Holy Ghost

David Brazil
City Lights Books ($15.95)

by David Nilsen

David Brazil’s new poetry collection Holy Ghost expresses the ideological cacophony of our times and juxtaposes it against the simplicity of human need. Brazil drops Christian spirituality, progressive politics, and a yearning for human connection into a poetic blender and leaves the output a bit jumbled on the page. His thoughts here are like a spray of machine gun fire—chaotic, at times indiscriminate, but impossible to ignore.

He begins the collection in a state of sacred repose in “Prayer,” issuing a litany for friends and inspirations lost; Phillis Wheatley beside Elliott Smith, Shulamith Firestone beside Lou Reed. He ends this with a poignant personal reflection and plea for a recognition of commonality:

Prayer for your soul & my soul & the souls of everyone
we know and love between us,
prayers for all the liberators and
prayers for those in need of liberation,
we are the same people.
Prayer for the soul of David Brazil.

“Prayer” sets the emotional tone for the book, though its earnest, direct approach is rarely revisited. In the hectic scattershot of the following pages, Brazil’s language vacillates between collaged word images that often only hint at meaning and poems that mimic the faith-based verses and hymns of another century, almost precious in their neat rhymes and steady rhythms. The former give the disorienting impression of tuning into the broadcast of public liberal discourse, a million answers to the question “What does our society need?” and not one solution. Brazil’s indictment of these talking points is found within the tonal fuzz of his language, the way true human connection is blockaded by sloganeering and peace is drowned under well-intentioned noise. Within this distortion—in which occasional misspellings are allowed to sit, as if highlighting the shameless and unrevised opinionating of the internet—moments of sincere searching and yearning can be found, brief clippings of truth.
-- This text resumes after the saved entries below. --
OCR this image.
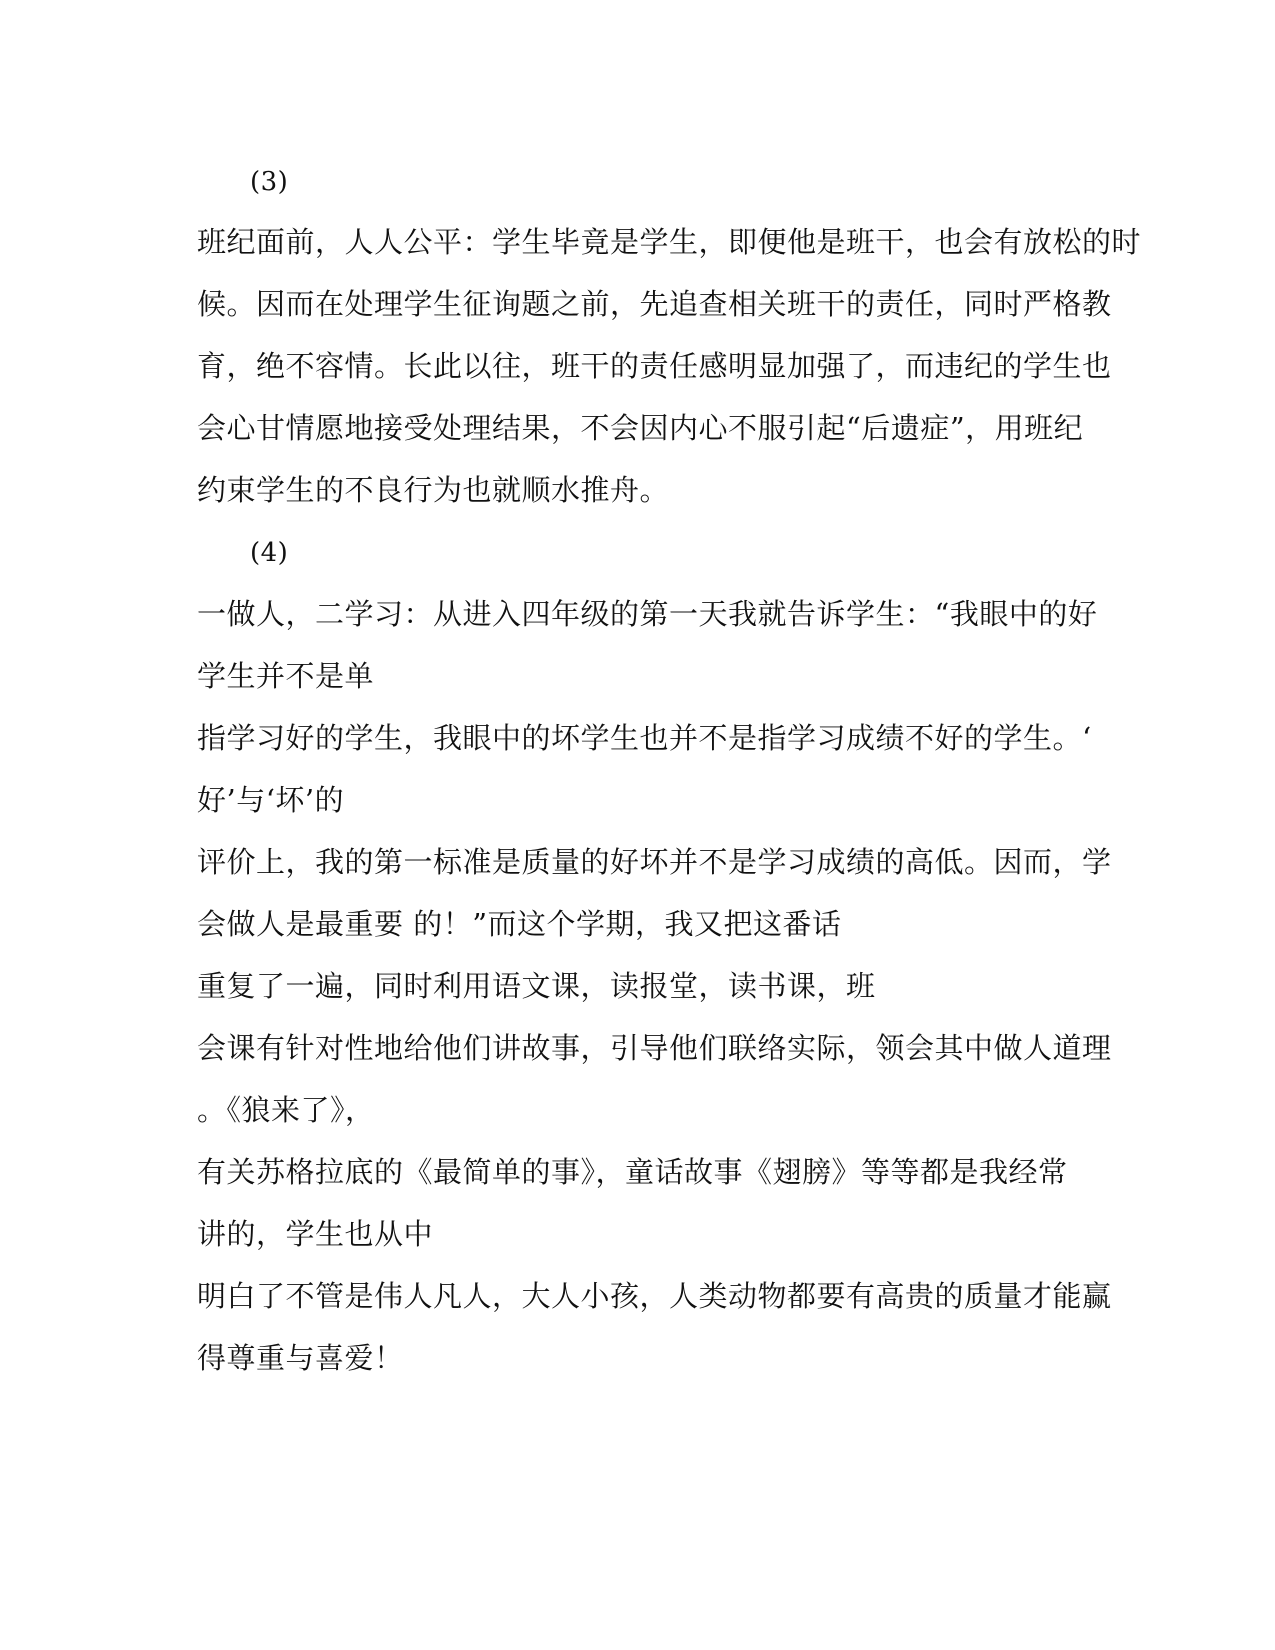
(3)
班纪面前，人人公平：学生毕竟是学生，即便他是班干，也会有放松的时
候。因而在处理学生征询题之前，先追查相关班干的责任，同时严格教
育，绝不容情。长此以往，班干的责任感明显加强了，而违纪的学生也
会心甘情愿地接受处理结果，不会因内心不服引起“后遗症”，用班纪
约束学生的不良行为也就顺水推舟。
(4)
一做人，二学习：从进入四年级的第一天我就告诉学生：“我眼中的好
学生并不是单
指学习好的学生，我眼中的坏学生也并不是指学习成绩不好的学生。‘
好’与‘坏’的
评价上，我的第一标准是质量的好坏并不是学习成绩的高低。因而，学
会做人是最重要 的！”而这个学期，我又把这番话
重复了一遍，同时利用语文课，读报堂，读书课，班
会课有针对性地给他们讲故事，引导他们联络实际，领会其中做人道理
。《狼来了》，
有关苏格拉底的《最简单的事》，童话故事《翅膀》等等都是我经常
讲的，学生也从中
明白了不管是伟人凡人，大人小孩，人类动物都要有高贵的质量才能赢
得尊重与喜爱！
In “The Doctrine of the Symbol,” Brazil seems to hint at these buried moments, using them as a cypher for the same searching we must do to find moments of sanctuary in our violent world:

But having sifted up from the woe a grain of remembrance,
temples can be made in any place, to
aid us through the strait.
I’m not the first one to have noticed this,
but you have to look hard amidst all the rubbishes.

Throughout the book are poems by or about the Holy Ghost, or perhaps the “Holy Ghost,” as one gathers this entity is more than a member of the Christian trinity in Brazil’s usage. The Holy Ghost here is human conscience, the better angels of our nature, or, as the poet states plainly toward the end of the book, “the healing force of the universe.” These poems are the ground on which Brazil wrestles his angel, both the heavenly and the human. He loves people and loves God, and is baffled by the impish lack of cooperation both display. In “Holy Ghost Grant,” he writes,

Who dispenses healing from
the folds of hir garment with
is times, the verry syrups yall
cant gather otherwise than incarnation

Humanity is broken, but what we’ve been given—or given the opportunity for, if only we can put ourselves aside to see it—can only be received in this corporeal, temporal state of flaw. In “Thirty-Six,” Brazil writes,

I’m asking you if you have
likewise felt this way and

what you did with it, with sun, with
smoke and human form, to what use then

your most colossal breakfast or these
words you learned your whole life long,

if not to save at last one human soul or
thousands by the echoes that

resound in them from logos always working in
our dormancies . . .

What have you done with sun and smoke and human form? Have you saved one life, made one connection, rescued anyone—yourself included—from the wage-lords, the corporatized identity dealers, the militarized security-peddlers, the billboard preachers leasing personhood with easy monthly payments? Or have you chosen, as Brazil writes in “About the Rainbow Body,” to become

a cop blockading Gill Tract,
defending property against need, quite an action to be
spending your human life doing

Holy Ghost is a songbook of anti-classist marches, a ratatat book of hours for the disenfranchised, but it doesn’t offer its comforts easily, or with easily-quotable snippets. There is digging to be done here to unearth the fragile temple in the rubbish of incarnation.